This Friday, the Gordon Institute for Performing and Creative Arts (GIPCA) at the University of Cape Town (UCT) launches a weekend-long festival of events, colloquia, performances and visual art titled The Exuberance Project. Convened by Michaelis lecturer Raél Jero Salley and GIPCA Director Jay Pather, this project is a central component of UCT’s Africa Month celebrations.
According to the project’s originator, Salley, The Exuberance Project will investigate “what is abundant, enthusiastic, overflowing, unrestrained and joyful in contemporary creative and performing arts of Africa.”
The project contests Africa’s historical representation in cultural discourses as perched on a threshold between inadequacy and potential. It also contests representations of Africa according to its deficits, political and economic problems, and deviance from European cultural conventions.

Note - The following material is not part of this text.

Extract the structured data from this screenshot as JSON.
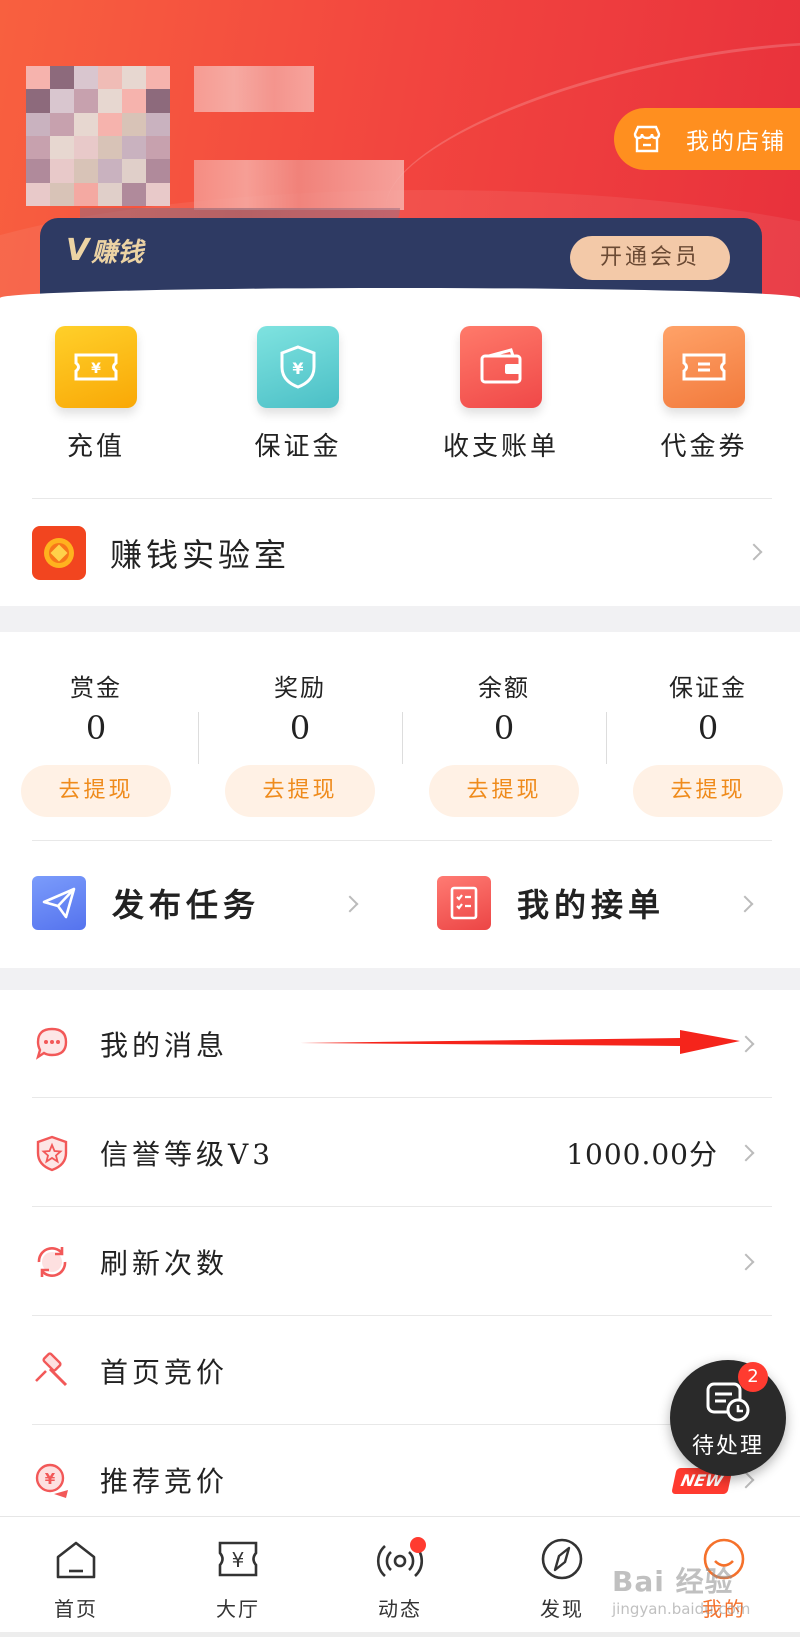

The Exuberance Project proposes turnaround in the enactment of all that emerges from the African continent. It embracing themes that shift from lack to abundance, from Afro-pessimism to exuberance, from myths of a dark and brooding continent to vibrant, dynamic realism. The Exuberance Project programme includes a symposium, panel discussions, performances, exhibitions and film screenings.

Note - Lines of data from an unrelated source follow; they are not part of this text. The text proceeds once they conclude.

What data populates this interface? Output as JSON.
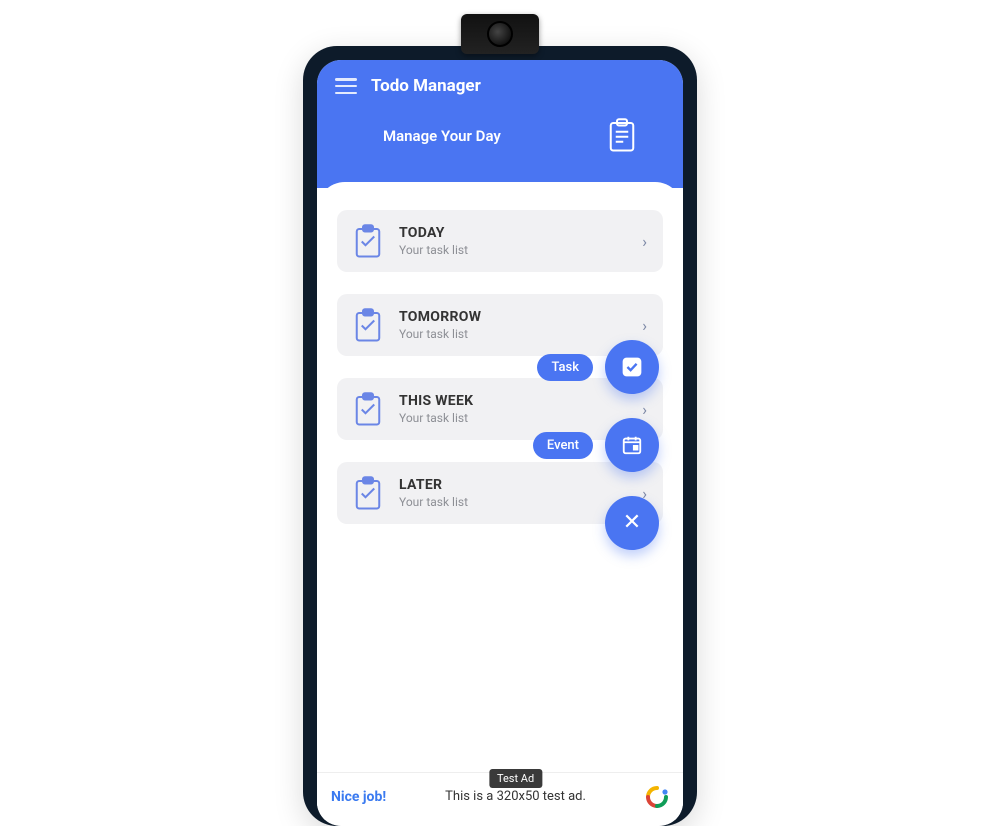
{
  "app": {
    "title": "Todo Manager",
    "subtitle": "Manage Your Day"
  },
  "lists": [
    {
      "title": "TODAY",
      "subtitle": "Your task list"
    },
    {
      "title": "TOMORROW",
      "subtitle": "Your task list"
    },
    {
      "title": "THIS WEEK",
      "subtitle": "Your task list"
    },
    {
      "title": "LATER",
      "subtitle": "Your task list"
    }
  ],
  "fab": {
    "task_label": "Task",
    "event_label": "Event"
  },
  "ad": {
    "nice": "Nice job!",
    "tag": "Test Ad",
    "text": "This is a 320x50 test ad."
  }
}
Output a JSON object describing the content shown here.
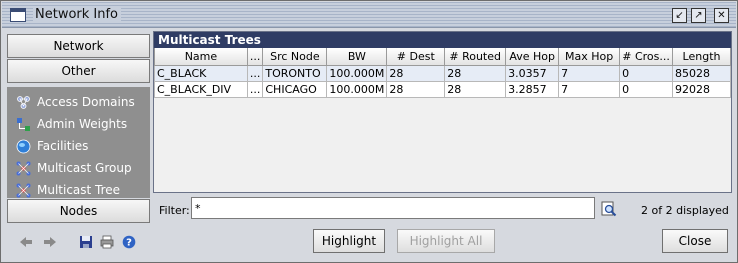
{
  "window": {
    "title": "Network Info"
  },
  "sidebar": {
    "network_label": "Network",
    "other_label": "Other",
    "nodes_label": "Nodes",
    "items": [
      {
        "label": "Access Domains",
        "icon": "access-domains-icon"
      },
      {
        "label": "Admin Weights",
        "icon": "admin-weights-icon"
      },
      {
        "label": "Facilities",
        "icon": "facilities-icon"
      },
      {
        "label": "Multicast Group",
        "icon": "multicast-group-icon"
      },
      {
        "label": "Multicast Tree",
        "icon": "multicast-tree-icon"
      }
    ]
  },
  "panel": {
    "title": "Multicast Trees",
    "columns": [
      "Name",
      "...",
      "Src Node",
      "BW",
      "# Dest",
      "# Routed",
      "Ave Hop",
      "Max Hop",
      "# Cros...",
      "Length"
    ],
    "rows": [
      [
        "C_BLACK",
        "...",
        "TORONTO",
        "100.000M",
        "28",
        "28",
        "3.0357",
        "7",
        "0",
        "85028"
      ],
      [
        "C_BLACK_DIV",
        "...",
        "CHICAGO",
        "100.000M",
        "28",
        "28",
        "3.2857",
        "7",
        "0",
        "92028"
      ]
    ]
  },
  "filter": {
    "label": "Filter:",
    "value": "*",
    "count": "2 of 2 displayed"
  },
  "buttons": {
    "highlight": "Highlight",
    "highlight_all": "Highlight All",
    "close": "Close"
  },
  "colors": {
    "panel_header": "#2f3c64",
    "sidebar_bg": "#8f8f8f",
    "selected_row": "#e6ecf6"
  }
}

Salley explains: “Exuberance is an abounding, ebullient, effervescent emotion. But it is also a shining, flickering, fragile state”. He notes that despair has found more sympathy with artists and scholars than has joy, so the world Africans occupy is seen and described by a view that is relentlessly grim. Africa and its people fare poorly in representations from global media, academic scholarship, and creative production. The Exuberance Project hopes to encourage different views, generate new energy and opportunities, while alerting us all to change and possibility. “The Exuberance Project endeavors to enchant its public so we can make better sense of the complex effervescence of Southern Africa’s places and spaces, ideas and passions, ” he says.

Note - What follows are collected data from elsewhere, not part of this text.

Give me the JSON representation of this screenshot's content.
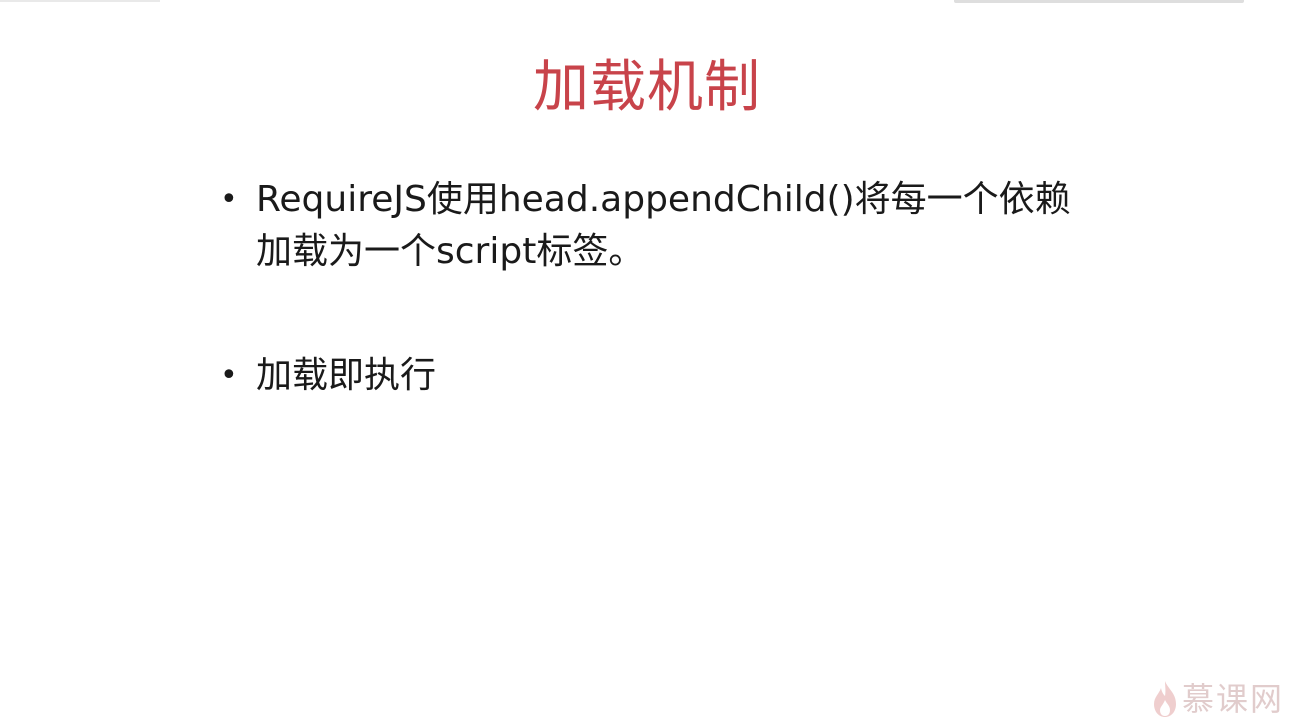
{
  "slide": {
    "title": "加载机制",
    "bullets": [
      {
        "text": "RequireJS使用head.appendChild()将每一个依赖加载为一个script标签。"
      },
      {
        "text": "加载即执行"
      }
    ],
    "bullet_glyph": "•"
  },
  "watermark": {
    "brand_text": "慕课网",
    "icon": "flame-icon"
  },
  "colors": {
    "title": "#c8434a",
    "body_text": "#1a1a1a",
    "background": "#ffffff"
  }
}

The Exuberance Project exhibition will take place at the Mandela Rhodes Gallery, and will be accompanied by a project in public space titled The Callings, which involves the projection of artworks onto buildings, sound installations and performances.
Participating artists and artist collectives include the Centre for Historical Reenactments, Mohau Modisakeng, Tracey Rose, Ala Hourani, George Mahashe, Zanele Muholi and others.